Semin Cancer Biol. 2013 Aug;23(4):209-12. doi: 10.1016/j.semcancer.2013.06.011. Epub 2013 Jul 2.
Cancer is increasingly described as a systems-level, network phenomenon. Genetic methods, such as next generation sequencing and RNA interference uncovered the complexity tumor-specific mutation-induced effects and the identification of multiple target sets. Network analysis of cancer-specific metabolic and signaling pathways highlighted the structural features of cancer-related proteins and their complexes to develop next-generation protein kinase inhibitors, as well as the modulation of inflammatory and autophagic pathways in anti-cancer therapies. Importantly, malignant transformation can be described as a two-phase process, where an initial increase of system plasticity is followed by a decrease of plasticity at late stages of tumor development. Late-stage tumors should be attacked by an indirect network influence strategy. On the contrary, the attack of early-stage tumors may target central network nodes. Cancer stem cells need special diagnosis and targeting, since they potentially have an extremely high ability to change the rigidity/plasticity of their networks. The early warning signals of the activation of fast growing tumor cell clones are important in personalized diagnosis and therapy. Multi-target attacks are needed to perturb cancer-specific networks to exit from cancer attractors and re-enter a normal attractor. However, the dynamic non-genetic heterogeneity of cancer cell population induces the replenishment of the cancer attractor with surviving, non-responsive cells from neighboring abnormal attractors. The development of drug resistance is further complicated by interactions of tumor clones and their microenvironment. Network analysis of intercellular cooperation using game theory approaches may open new areas of understanding tumor complexity. In conclusion, the above applications of the network approach open up new, and highly promising avenues in anti-cancer drug design.

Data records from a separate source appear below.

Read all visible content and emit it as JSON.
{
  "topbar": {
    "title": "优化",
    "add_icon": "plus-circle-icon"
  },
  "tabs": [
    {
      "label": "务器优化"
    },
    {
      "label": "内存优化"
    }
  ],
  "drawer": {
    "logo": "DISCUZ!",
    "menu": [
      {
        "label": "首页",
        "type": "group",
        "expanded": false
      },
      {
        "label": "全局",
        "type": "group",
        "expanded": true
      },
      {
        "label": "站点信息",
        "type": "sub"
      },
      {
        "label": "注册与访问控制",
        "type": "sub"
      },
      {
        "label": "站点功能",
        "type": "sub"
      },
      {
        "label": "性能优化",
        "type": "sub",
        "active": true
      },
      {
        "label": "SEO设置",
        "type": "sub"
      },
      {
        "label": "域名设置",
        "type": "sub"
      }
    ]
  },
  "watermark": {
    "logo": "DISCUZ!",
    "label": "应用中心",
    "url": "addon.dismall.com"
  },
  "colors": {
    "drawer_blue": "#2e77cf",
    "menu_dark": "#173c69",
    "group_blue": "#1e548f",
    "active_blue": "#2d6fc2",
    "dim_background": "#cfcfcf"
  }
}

癌症越来越被描述为一种系统级、网络现象。遗传方法,如下一代测序和 RNA 干扰,揭示了肿瘤特异性突变诱导效应的复杂性和多个靶集的识别。对癌症特异性代谢和信号通路的网络分析突出了癌症相关蛋白及其复合物的结构特征,以开发下一代蛋白激酶抑制剂,并调节抗炎和自噬途径的抗癌治疗。重要的是,恶性转化可以被描述为一个两阶段的过程,其中系统可塑性的初始增加伴随着肿瘤发展后期可塑性的降低。晚期肿瘤应该通过间接网络影响策略进行攻击。相反,早期肿瘤的攻击可能针对中央网络节点。癌症干细胞需要特殊的诊断和靶向治疗,因为它们具有改变其网络刚性/可塑性的潜在极高能力。快速生长肿瘤细胞克隆激活的早期预警信号在个性化诊断和治疗中非常重要。需要多目标攻击来扰乱癌症特异性网络,以从癌症吸引子中退出并重新进入正常吸引子。然而,癌细胞群体的动态非遗传异质性导致具有存活能力、无反应性的细胞从邻近的异常吸引子中补充癌症吸引子。肿瘤克隆及其微环境的相互作用进一步使药物耐药性的发展复杂化。使用博弈论方法对细胞间合作的网络分析可能会开辟理解肿瘤复杂性的新领域。总之,网络方法的上述应用为抗癌药物设计开辟了新的、极具前景的途径。